Finding a healthy eating plan that works for you is no easy feat. That’s because, despite what you may have been led to believe, healthy eating isn’t all salads and smoothies, and it can look very different from one person to the next. Some prefer to ditch ingredients like dairy, gluten, or meat. Others don’t have any dietary restrictions, but are very strict about calorie counting. What’s clear is that there are many diets to choose from, and finding the one that best suits you is always going to require a bit of research, and a little trial and error.

So if you’ve just begun to take a look at the different diets out there, but still aren’t really sure where to begin your own healthy eating journey, get inspired by the daily habits of six registered dietitians. They told SELF all about the simple things they do every single day that help them eat better and feel great.

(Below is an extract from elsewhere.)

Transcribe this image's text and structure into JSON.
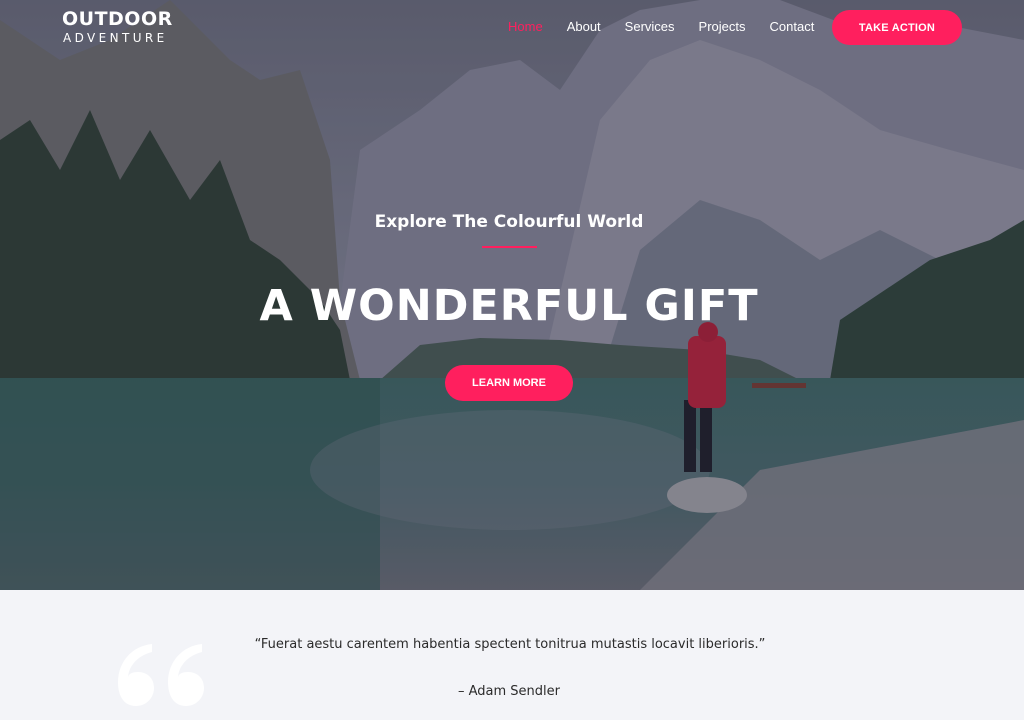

1. They eat breakfast every day.

“I always eat breakfast. My go-to meal lately is a smoothie with low-fat milk, frozen cherries, almond butter, and cocoa powder. It’s ready in just a few minutes and provides a healthy mix of protein, healthy fat, and fiber to fuel me through my morning.”
— Amy Gorin, MS, RDN, owner of Amy Gorin Nutrition in Jersey City, NJ

2. They always pair dinner with a salad.

“For as long as I can remember I have started my dinner with a mixed green salad, both at home and when dining out. This habit has always been a way to assure me that I meet my daily veggie needs. Because of the high fiber content it has also helped to fill me up a little before digging in to my main entree, making it much easier to not overeat.”

Keri Gans, R.D.N., author of The Small Change Diet

3. They always eat mindfully.

“My number one healthy habit is mindful eating. Research shows that mindful eaters naturally eat less and describe their meals as more satisfying than people who do not eat mindfully. I have personally found that this way of eating helps me really enjoy my food while and make healthier food choices.”

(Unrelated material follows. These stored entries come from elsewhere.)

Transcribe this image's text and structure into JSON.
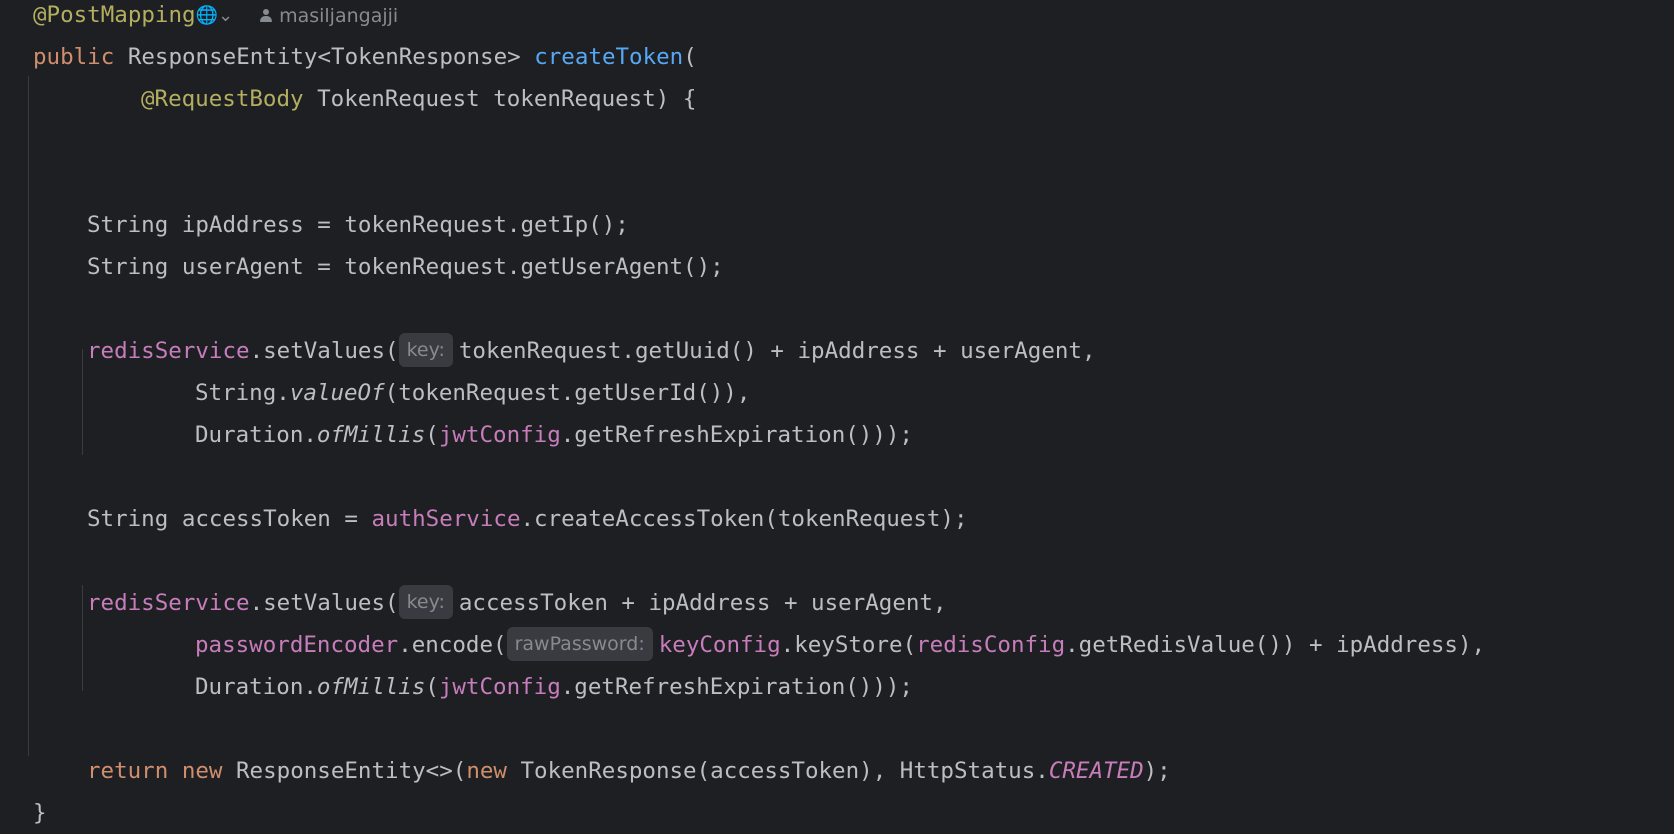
{
  "editor": {
    "author": "masiljangajji",
    "hint_key": "key:",
    "hint_raw_password": "rawPassword:",
    "lines": {
      "l1_annotation": "@PostMapping",
      "l2_kw_public": "public",
      "l2_type": " ResponseEntity<TokenResponse> ",
      "l2_method": "createToken",
      "l2_paren": "(",
      "l3_annotation": "@RequestBody",
      "l3_rest": " TokenRequest tokenRequest) {",
      "l4": "String ipAddress = tokenRequest.getIp();",
      "l5": "String userAgent = tokenRequest.getUserAgent();",
      "l6_field": "redisService",
      "l6_call": ".setValues(",
      "l6_rest": "tokenRequest.getUuid() + ipAddress + userAgent,",
      "l7_a": "String.",
      "l7_it": "valueOf",
      "l7_b": "(tokenRequest.getUserId()),",
      "l8_a": "Duration.",
      "l8_it": "ofMillis",
      "l8_b": "(",
      "l8_field": "jwtConfig",
      "l8_c": ".getRefreshExpiration()));",
      "l9_a": "String accessToken = ",
      "l9_field": "authService",
      "l9_b": ".createAccessToken(tokenRequest);",
      "l10_field": "redisService",
      "l10_call": ".setValues(",
      "l10_rest": "accessToken + ipAddress + userAgent,",
      "l11_field": "passwordEncoder",
      "l11_call": ".encode(",
      "l11_field2": "keyConfig",
      "l11_mid": ".keyStore(",
      "l11_field3": "redisConfig",
      "l11_end": ".getRedisValue()) + ipAddress),",
      "l12_a": "Duration.",
      "l12_it": "ofMillis",
      "l12_b": "(",
      "l12_field": "jwtConfig",
      "l12_c": ".getRefreshExpiration()));",
      "l13_kw_return": "return",
      "l13_kw_new": "new",
      "l13_a": " ResponseEntity<>(",
      "l13_kw_new2": "new",
      "l13_b": " TokenResponse(accessToken), HttpStatus.",
      "l13_const": "CREATED",
      "l13_c": ");",
      "l14": "}"
    }
  }
}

Sarah-Jane Bedwell, R.D., L.D.N.

4. They stay hydrated.

“When I get to work one of the first things I do is fill up my water bottle and place it on my desk as a visual reminder to sip on water throughout the day. Mornings are usually hectic while I’m catching up on emails, reviewing charts and conducting counseling sessions. If I don’t have water by my side from the start of the day, hours could pass before I have the chance to get up and make it to the fountain, and then I feel tired and end up eating unnecessary snacks because I think I’m hungry when I’m actually really thirsty.”

— Maxine Yeung, M.S., R.D., owner of The Wellness Whisk

5. They keep snacks on hand at all times.

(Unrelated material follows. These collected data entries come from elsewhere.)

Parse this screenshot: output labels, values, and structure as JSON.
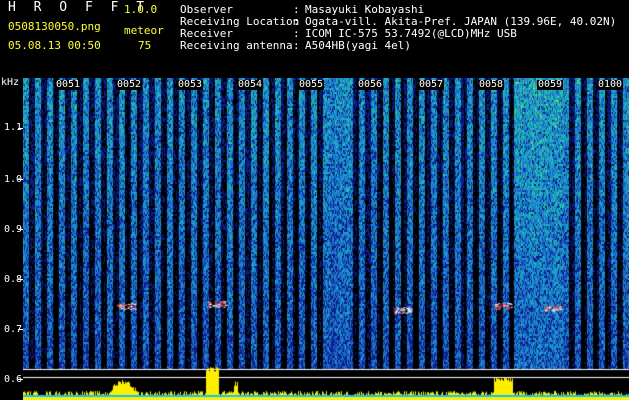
{
  "header": {
    "app_title": "H R O F F T",
    "version": "1.0.0",
    "filename": "0508130050.png",
    "meteor_label": "meteor",
    "datetime": "05.08.13 00:50",
    "meteor_count": "75",
    "info": [
      {
        "label": "Observer",
        "value": "Masayuki Kobayashi"
      },
      {
        "label": "Receiving Location",
        "value": "Ogata-vill. Akita-Pref. JAPAN (139.96E, 40.02N)"
      },
      {
        "label": "Receiver",
        "value": "ICOM IC-575 53.7492(@LCD)MHz USB"
      },
      {
        "label": "Receiving antenna",
        "value": "A504HB(yagi 4el)"
      }
    ]
  },
  "spectrogram": {
    "y_unit": "kHz",
    "y_labels": [
      "1.1",
      "1.0",
      "0.9",
      "0.8",
      "0.7",
      "0.6"
    ],
    "minute_labels": [
      "0051",
      "0052",
      "0053",
      "0054",
      "0055",
      "0056",
      "0057",
      "0058",
      "0059",
      "0100"
    ],
    "colors": {
      "background": "#000000",
      "noise_low": "#0a1e8c",
      "noise_mid": "#1e64c8",
      "noise_high": "#28c8a0",
      "meteor": "#ff3333",
      "level": "#ffee00",
      "level_base": "#00c8ff",
      "marker_line": "#ffffff"
    }
  }
}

“I always keep snacks at my desk! This way, if I don’t have time to eat breakfast or grab lunch, I have some healthy go-to options. The things I always keep at my desk are plain packets of oatmeal, individual packets of nuts, and individual packets of protein powder (with a shaker bottle).”

Nora Minno, R.D., C.D.N.

6. They work veggies into breakfast.

“Even R.D.s have days when we have trouble consuming an adequate amount of vegetables on a certain day. Especially on busy days! To conquer this dilemma I eat veggies for breakfast. This way I know that no matter what the day may hold I at least got a head start early in my day. Getting a dose of nutrients and fiber early on also helps set me up for success later in the day.”

— Jennifer O’Donnell-Giles, M.S., R.D.N., C.S.S.D.